Punk Off Their Asses Page 3
Punk In Drublic is the band's best work to date, eventually selling 1.1 million copies worldwide. That same year, Green Day and the Offspring explode into the mainstream. "It bugged us that the Offspring got big for about three or four months," Mike remembers. "Not Green Day. But we had just taken the Offspring on tour, and they were so mediocre that we just thought it was weird." While both Green Day and the Offspring receive massive support from radio and MTV, NOFX simply opts out. "We made the ‘Leave It Alone' video, and we decided not to send it to MTV. We just didn't want to be a part of that machine, of that ‘punk wave.' I think it's one of the best decisions we've ever made. Dexter Holland from the Offspring once told me he envied our career, because they never got any respect in the music business," explains Mike. The band's decision to not support MTV is not without its difficulties. "They said they were going to play the No Use For A Name video [for ‘Soulmate'], but if we weren't going to give them a NOFX video, then forget it. That was when I really got turned off. I don't know how happy No Use were, but I put my band before my label." Soon after, NOFX stop doing interviews. "We ended up in some teeny bopper magazine because some guy just made up the interview," Mike says. "We were doing so many interviews every day that we'd just start making up stories. All people wanted to talk about was Green Day. I didn't really think it was helping our career, and we didn't really have much to say."

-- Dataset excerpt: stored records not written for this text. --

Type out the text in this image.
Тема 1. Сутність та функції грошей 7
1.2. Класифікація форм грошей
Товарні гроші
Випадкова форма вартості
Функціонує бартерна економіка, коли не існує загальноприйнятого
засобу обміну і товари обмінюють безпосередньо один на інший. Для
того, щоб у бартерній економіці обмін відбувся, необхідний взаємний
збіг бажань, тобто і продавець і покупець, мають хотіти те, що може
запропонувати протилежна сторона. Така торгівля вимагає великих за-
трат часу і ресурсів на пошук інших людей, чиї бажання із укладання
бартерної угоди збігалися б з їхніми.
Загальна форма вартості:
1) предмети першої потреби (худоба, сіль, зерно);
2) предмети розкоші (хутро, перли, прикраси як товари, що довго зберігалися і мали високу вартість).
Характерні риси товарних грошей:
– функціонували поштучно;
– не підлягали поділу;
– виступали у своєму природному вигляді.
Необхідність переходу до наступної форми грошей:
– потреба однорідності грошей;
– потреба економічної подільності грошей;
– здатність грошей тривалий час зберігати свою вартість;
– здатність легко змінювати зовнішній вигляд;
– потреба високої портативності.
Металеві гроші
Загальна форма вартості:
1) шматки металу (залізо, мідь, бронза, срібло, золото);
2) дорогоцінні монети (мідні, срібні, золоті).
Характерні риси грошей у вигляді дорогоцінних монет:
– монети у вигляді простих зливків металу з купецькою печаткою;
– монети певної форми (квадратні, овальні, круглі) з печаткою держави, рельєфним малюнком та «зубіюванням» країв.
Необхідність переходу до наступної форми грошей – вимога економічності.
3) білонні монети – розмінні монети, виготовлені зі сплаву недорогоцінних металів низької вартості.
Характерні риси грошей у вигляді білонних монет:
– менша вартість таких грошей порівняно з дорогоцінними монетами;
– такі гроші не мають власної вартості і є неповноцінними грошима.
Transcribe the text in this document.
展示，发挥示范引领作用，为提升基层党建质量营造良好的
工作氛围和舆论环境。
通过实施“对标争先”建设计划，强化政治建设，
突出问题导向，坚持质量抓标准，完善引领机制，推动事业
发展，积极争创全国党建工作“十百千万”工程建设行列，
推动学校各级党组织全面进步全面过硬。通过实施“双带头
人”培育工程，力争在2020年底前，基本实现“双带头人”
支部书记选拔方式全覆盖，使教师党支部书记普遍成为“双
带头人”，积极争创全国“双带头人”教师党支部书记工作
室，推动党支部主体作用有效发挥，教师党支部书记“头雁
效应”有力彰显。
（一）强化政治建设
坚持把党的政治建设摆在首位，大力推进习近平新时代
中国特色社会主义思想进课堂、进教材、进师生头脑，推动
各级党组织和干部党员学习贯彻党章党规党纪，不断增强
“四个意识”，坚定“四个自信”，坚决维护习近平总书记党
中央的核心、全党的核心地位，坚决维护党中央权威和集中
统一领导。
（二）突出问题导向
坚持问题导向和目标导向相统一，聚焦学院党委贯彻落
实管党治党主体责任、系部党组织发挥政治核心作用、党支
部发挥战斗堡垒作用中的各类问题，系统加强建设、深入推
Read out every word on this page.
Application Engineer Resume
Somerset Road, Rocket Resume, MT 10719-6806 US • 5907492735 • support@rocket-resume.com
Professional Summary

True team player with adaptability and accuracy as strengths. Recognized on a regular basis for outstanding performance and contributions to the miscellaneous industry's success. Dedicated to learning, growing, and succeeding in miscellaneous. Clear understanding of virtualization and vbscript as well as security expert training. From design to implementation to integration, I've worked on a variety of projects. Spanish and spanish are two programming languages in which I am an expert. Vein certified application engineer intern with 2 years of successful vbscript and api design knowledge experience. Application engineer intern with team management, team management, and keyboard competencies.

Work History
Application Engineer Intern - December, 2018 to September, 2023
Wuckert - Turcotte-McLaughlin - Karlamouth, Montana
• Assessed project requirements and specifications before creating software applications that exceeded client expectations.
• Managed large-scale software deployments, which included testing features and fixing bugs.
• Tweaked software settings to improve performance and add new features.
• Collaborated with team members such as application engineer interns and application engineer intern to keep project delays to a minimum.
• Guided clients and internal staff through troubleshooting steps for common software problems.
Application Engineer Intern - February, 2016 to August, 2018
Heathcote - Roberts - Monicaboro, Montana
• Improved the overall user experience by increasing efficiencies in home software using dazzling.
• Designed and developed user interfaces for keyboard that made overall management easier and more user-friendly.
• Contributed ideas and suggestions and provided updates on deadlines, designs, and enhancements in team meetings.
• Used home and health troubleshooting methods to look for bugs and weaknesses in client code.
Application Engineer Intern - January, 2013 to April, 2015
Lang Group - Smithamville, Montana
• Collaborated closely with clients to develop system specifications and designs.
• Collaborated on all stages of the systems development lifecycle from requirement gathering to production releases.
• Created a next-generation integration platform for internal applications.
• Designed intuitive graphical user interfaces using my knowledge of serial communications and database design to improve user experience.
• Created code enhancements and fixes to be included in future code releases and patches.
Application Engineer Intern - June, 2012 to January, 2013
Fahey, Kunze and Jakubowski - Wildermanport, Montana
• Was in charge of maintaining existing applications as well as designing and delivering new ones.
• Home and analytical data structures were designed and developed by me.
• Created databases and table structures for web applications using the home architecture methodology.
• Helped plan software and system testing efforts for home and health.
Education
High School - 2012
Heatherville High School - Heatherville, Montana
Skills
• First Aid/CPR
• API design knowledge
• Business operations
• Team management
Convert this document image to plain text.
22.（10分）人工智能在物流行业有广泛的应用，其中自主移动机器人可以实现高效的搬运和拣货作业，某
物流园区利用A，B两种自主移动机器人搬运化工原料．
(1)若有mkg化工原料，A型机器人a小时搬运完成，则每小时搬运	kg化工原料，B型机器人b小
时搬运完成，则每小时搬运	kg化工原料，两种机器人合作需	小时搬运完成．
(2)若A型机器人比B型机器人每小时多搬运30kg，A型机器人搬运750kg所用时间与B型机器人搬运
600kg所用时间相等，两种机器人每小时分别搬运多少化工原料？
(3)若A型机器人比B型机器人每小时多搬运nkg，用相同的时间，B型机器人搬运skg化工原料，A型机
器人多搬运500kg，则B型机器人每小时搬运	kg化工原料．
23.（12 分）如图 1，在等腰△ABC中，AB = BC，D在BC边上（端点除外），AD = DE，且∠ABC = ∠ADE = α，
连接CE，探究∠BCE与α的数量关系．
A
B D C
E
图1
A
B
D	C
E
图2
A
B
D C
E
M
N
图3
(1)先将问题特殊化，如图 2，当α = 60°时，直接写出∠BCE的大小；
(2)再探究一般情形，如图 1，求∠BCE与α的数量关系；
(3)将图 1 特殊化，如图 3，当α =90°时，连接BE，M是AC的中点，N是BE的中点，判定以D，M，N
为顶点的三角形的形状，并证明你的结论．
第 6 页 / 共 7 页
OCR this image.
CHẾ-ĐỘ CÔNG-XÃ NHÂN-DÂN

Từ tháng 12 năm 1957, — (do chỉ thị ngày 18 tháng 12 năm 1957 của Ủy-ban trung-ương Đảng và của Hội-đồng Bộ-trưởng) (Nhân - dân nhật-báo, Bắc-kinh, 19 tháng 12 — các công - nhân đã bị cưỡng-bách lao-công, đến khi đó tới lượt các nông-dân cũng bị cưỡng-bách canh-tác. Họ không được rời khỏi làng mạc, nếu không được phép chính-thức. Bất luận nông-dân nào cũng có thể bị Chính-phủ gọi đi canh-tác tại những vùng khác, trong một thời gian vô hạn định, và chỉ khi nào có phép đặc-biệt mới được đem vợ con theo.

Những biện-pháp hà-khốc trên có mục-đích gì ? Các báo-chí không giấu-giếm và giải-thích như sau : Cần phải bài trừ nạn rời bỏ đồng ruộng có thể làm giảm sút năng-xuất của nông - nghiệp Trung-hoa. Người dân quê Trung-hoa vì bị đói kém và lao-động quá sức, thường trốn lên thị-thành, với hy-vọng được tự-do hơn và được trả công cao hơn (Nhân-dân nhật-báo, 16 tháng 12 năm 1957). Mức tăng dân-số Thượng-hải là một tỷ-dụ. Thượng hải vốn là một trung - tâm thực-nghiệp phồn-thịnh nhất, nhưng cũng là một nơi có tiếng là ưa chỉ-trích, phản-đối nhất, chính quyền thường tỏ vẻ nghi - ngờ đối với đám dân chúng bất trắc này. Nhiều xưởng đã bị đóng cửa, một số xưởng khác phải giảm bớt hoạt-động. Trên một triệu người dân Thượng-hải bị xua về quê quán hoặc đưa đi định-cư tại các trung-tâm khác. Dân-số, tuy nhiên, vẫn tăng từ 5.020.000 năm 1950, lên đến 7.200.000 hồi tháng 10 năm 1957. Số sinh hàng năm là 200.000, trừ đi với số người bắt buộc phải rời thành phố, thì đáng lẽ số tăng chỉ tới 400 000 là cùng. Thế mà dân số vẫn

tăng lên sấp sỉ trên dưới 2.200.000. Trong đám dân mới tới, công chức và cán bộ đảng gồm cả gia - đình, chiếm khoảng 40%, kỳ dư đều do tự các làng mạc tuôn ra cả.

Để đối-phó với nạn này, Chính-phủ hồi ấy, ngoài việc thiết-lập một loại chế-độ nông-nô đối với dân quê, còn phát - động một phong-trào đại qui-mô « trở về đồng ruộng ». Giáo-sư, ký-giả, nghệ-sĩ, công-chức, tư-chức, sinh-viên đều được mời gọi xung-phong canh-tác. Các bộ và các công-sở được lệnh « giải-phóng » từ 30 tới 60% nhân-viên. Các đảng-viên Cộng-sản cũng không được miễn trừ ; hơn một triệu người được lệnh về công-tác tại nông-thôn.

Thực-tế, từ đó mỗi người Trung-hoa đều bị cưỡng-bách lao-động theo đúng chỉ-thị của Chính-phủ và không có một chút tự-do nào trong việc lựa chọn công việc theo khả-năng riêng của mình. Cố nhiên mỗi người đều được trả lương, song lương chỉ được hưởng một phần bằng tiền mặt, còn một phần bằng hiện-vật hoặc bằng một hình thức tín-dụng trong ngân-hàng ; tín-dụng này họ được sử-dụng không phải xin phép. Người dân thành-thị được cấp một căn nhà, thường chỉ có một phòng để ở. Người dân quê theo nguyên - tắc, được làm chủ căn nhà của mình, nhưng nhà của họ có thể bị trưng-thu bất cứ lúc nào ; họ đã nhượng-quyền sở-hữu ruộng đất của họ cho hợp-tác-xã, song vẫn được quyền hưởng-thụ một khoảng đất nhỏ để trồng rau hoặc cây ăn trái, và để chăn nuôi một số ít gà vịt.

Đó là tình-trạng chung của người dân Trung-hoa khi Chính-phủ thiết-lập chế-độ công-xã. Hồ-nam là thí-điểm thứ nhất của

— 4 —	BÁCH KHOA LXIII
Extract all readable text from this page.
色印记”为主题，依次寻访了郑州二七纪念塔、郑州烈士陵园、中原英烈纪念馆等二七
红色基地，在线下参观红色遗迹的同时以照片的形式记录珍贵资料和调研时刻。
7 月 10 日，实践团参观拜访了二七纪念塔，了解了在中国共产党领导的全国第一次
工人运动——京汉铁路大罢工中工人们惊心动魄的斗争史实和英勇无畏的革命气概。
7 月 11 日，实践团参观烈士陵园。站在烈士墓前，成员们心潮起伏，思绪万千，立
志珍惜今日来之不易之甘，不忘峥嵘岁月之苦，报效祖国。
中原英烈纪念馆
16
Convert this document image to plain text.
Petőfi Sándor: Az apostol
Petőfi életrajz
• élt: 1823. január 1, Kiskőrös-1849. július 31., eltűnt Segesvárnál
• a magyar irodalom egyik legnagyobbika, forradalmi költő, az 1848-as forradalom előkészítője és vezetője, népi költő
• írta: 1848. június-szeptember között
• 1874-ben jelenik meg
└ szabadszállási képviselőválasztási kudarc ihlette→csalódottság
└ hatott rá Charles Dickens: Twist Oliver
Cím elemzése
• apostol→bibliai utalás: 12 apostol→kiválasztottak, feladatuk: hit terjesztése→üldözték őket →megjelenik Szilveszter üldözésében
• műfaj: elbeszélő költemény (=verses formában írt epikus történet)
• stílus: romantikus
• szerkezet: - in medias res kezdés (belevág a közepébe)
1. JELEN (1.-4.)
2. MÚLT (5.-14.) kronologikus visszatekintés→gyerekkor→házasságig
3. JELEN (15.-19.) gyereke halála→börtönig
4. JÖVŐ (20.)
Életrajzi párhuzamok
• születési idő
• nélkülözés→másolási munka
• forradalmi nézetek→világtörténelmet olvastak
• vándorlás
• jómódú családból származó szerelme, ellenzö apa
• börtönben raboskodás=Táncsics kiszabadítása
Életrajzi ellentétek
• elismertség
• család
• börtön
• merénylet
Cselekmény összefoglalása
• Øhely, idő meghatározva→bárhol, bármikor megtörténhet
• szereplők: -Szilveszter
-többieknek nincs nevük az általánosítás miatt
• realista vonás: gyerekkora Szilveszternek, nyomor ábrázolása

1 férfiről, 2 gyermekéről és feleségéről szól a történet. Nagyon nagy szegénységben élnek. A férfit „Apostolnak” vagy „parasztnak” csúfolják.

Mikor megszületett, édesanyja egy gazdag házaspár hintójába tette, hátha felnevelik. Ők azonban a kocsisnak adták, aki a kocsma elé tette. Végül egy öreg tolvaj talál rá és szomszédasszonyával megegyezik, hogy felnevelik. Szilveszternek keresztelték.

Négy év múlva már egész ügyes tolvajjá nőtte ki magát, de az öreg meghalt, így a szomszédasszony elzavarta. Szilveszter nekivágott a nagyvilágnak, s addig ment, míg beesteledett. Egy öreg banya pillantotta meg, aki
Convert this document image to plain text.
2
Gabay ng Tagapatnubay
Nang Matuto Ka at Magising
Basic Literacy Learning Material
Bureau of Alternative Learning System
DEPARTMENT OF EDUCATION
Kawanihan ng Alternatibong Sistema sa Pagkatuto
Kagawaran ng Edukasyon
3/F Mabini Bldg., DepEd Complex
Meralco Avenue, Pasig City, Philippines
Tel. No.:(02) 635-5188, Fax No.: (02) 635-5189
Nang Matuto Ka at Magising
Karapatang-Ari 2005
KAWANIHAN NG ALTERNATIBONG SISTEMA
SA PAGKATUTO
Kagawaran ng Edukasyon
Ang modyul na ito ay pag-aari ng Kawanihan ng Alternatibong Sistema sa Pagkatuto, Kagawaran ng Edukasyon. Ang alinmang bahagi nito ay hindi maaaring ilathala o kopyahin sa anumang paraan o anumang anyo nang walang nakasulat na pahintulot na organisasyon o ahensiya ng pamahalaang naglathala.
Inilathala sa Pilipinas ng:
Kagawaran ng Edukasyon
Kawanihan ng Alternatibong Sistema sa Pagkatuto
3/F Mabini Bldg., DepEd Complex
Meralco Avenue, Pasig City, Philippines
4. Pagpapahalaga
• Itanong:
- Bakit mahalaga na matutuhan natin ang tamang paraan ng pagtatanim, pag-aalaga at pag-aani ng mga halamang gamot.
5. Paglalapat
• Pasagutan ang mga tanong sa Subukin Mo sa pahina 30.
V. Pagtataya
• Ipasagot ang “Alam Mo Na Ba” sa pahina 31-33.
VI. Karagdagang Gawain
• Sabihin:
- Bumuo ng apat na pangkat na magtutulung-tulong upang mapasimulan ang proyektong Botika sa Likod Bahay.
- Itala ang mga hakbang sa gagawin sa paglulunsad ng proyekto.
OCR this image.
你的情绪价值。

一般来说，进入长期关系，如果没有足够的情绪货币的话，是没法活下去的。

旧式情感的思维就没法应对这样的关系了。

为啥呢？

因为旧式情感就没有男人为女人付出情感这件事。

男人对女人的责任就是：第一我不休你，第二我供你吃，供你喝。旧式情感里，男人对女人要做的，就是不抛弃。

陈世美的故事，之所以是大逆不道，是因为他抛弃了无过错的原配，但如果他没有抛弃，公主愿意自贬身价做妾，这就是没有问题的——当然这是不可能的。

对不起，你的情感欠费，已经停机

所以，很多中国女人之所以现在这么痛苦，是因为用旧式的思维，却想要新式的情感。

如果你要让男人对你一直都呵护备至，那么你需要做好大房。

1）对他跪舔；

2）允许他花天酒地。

While I Heard They Suck Live! becomes the band's first release to appear on the Billboard charts, Fat Mike joins forces with Joey Cape and Dave Raun of Lagwagon, Spike Slawson of Swingin' Utters, and Chris Shiflett of No Use (and currently Foo Fighters) to form Me First and the Gimme Gimmes, a covers-only punk band. "We were frustrated because we were all playing in bands whose members all lived in different cities. We thought, ‘Let's just record a couple of seven-inches and play locally whenever we want to,'" explains Mike. "The funny thing is, everyone from the Gimme Gimmes moved away, so now we can't play locally." The band have released five full-length records on Fat and played the Warped tour, Europe, Japan, and a Bar Mitzvah.
As a promotional item for their latest record, Heavy Petting Zoo, whose cover features a man molesting a sheep, the band distributes blow-up "Love Ewes"; posters for the album get a record store in France shut down. The album receives lukewarm reception from fans and critics who aren't overtly impressed with its slower pace. Eric buys a coffee shop in L.A., dubs it Café Mocha, and has similar difficulties with slowness of pace — it shuts down two years later. While on tour in Bakersfield, Erik is attacked from behind mid-song by an angry skinhead who knocks over his whole kit. "We all jumped into the pit and tried to fight him," Mike says. "He got kicked out. I guess he came back after the show to apologise, and Erik just came up to him with a monkey wrench… It was pretty upsetting. The sound it made really made me sick to my stomach."
In a rare interview with Flipside, Mike discusses his recent adoption of a vegetarian lifestyle; understandably, it's a surprise for a man who once wrote songs like "Vegetarian Mumbo Jumbo." "I love being proven wrong. I find it refreshing and humbling. I used to make fun of vegetarians, and I was just trying to be a punky, snot-nosed kid." On the other hand, one of the band's songs is used, without permission, as the theme to a porn flick titled Monkey Gang Bang. Near the end of the year, So Long And Thanks For All the Shoes is released; it's Mike's favourite NOFX record.
Following in Eric's unsuccessful footsteps, El Hefe opens up his own club, Hefe's, which barely lasts two years. "He got one of those ATM machines put in, and he had to get a five year lease," Mike says. "So after the club shut down, he was stuck with a bank machine he had to keep renting every month. I don't know what he did with it." During the summer's Warped Tour stop in Houston, Texas, the band is appalled by the poor sound at the all-concrete venue and apologises to their fans by throwing $5,000 in dollar bills into the pit during their set. "It was really hot, and they booked the Warped Tour inside this shed where cattle were being sold. Bad Religion were playing, and I couldn't tell what song they were playing. That's how bad it sounded," recalls Mike. "I felt like we cheated the kids. We weren't going to play, and I thought, ‘Fuck, we should give them our share of the money back and just have fun with it.'" Tour difficulties continue when a planned date in Moscow is cancelled due to troubles with the band's work papers. "They wouldn't let us out of the airport," Mike says. "Luckily, we only flew from Amsterdam, but it still cost us about $16,000."